Another significant change involves time-to-hire for entry-level positions, says Mike Hudy, chief science officer at Modern Hire, which offers a science-based hiring platform.
“Once candidates finish applying for jobs, the clock starts ticking,” he says, adding that his company has helped clients reduce time-to-hire from 14 days to less than one day. “That’s how fast organizations are moving now. If you’re not doing that, your competition is and you’re going to lose out.”
The platform processes more than 25 million job candidates each year. But lately, he says, the number of candidates visiting client websites has dropped by 10%. Likewise, the number of candidates applying for jobs across industries has plunged by 30%.

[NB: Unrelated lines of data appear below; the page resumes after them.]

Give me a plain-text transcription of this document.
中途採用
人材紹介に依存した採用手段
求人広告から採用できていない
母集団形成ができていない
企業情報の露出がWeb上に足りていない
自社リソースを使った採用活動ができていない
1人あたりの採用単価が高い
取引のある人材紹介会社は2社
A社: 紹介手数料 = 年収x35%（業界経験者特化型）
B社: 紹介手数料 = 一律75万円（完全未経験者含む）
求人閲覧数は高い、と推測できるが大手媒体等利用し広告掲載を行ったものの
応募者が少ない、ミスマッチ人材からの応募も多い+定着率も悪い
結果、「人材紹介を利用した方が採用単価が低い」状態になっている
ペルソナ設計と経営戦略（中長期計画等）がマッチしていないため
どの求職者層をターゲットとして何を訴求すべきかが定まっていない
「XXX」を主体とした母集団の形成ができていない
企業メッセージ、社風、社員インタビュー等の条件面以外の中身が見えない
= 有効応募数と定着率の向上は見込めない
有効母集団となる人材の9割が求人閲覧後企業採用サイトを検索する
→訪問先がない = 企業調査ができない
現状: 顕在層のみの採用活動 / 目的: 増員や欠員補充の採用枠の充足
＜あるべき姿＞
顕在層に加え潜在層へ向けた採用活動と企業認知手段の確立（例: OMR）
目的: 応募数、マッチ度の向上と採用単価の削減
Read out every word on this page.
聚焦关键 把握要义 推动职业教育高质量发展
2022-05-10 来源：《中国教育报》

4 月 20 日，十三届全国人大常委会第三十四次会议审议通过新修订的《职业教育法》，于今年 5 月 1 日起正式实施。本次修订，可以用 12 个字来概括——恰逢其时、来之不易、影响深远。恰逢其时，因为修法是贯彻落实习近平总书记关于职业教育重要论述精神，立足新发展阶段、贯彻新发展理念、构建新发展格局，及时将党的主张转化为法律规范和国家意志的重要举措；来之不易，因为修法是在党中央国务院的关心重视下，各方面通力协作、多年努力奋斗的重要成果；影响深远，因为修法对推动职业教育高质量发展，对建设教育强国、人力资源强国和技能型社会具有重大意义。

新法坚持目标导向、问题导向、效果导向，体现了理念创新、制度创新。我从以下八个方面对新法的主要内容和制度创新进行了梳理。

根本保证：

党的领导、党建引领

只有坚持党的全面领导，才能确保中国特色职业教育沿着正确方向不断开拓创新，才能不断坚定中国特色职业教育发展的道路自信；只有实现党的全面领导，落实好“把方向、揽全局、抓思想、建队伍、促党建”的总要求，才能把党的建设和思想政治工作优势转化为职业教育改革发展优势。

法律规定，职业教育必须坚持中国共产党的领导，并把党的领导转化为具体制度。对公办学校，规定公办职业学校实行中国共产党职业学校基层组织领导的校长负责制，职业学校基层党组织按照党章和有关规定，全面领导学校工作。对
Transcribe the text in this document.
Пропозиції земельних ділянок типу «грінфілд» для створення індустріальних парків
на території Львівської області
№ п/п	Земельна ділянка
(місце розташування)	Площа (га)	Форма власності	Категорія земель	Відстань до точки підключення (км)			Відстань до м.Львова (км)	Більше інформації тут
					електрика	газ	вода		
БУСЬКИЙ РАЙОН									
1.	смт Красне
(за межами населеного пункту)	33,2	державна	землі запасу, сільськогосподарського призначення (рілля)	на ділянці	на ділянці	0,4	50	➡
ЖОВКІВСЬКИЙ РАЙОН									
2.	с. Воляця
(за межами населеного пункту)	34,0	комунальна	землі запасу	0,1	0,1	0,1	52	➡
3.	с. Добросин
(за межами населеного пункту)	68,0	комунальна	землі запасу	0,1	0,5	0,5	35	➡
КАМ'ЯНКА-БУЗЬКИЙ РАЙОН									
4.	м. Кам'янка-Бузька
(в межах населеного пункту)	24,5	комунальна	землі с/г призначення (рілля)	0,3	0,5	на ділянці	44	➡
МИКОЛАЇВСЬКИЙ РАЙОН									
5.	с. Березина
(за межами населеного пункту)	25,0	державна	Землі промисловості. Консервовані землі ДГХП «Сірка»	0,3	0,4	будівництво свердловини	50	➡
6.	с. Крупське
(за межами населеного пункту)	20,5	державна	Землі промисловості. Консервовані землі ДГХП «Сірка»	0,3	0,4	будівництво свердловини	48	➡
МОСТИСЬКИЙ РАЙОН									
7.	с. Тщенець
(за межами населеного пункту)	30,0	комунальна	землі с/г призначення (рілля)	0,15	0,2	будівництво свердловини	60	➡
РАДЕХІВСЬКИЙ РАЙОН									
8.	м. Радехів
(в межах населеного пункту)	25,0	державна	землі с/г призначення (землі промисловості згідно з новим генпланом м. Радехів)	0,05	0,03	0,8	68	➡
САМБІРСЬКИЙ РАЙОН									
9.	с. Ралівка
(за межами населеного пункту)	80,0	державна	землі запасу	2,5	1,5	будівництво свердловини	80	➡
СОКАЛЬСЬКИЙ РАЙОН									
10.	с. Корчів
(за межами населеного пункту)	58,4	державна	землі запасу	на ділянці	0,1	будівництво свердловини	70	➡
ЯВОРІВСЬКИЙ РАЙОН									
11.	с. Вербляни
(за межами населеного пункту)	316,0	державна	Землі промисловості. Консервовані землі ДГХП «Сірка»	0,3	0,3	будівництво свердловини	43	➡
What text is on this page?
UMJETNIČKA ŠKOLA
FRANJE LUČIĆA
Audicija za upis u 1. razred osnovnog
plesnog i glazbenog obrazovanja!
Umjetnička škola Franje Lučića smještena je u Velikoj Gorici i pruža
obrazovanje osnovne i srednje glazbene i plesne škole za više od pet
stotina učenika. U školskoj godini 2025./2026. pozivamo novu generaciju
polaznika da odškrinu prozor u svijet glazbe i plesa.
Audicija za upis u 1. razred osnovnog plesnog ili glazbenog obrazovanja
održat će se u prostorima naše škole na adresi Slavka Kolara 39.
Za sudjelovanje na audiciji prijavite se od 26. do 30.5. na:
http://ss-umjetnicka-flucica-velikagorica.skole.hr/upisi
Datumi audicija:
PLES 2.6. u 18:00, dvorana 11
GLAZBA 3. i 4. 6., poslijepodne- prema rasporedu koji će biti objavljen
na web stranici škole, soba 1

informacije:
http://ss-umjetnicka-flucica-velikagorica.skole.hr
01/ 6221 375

For some organizations, the answer is higher wages. Bank of America, for example, raised its hourly rate from $17 to $20 earlier this year and will boost it to $25 by 2025.
The lesson, says Hudy, is that HR needs to be more agile in the way it thinks about talent. Consider mapping candidates against your universe of job openings. If they don’t qualify for the job they applied for, encourage them to apply for other open jobs.
He adds that recruiters now care more about No, HR, we don’t have a ‘labor shortage’ crisis than work experience, especially for early-career, high-volume jobs. Based on company data, he says, work experience isn’t always an accurate predictor of job success.
“Work experience is not dead but it should be,” Hudy says. “It tends to be a barrier and also restricts diversity of who you’re hiring when you put this standard in place. Candidates applying for a retail job may never have had experiences in retail, but we don’t care. We just have to look at their transferrable skills.”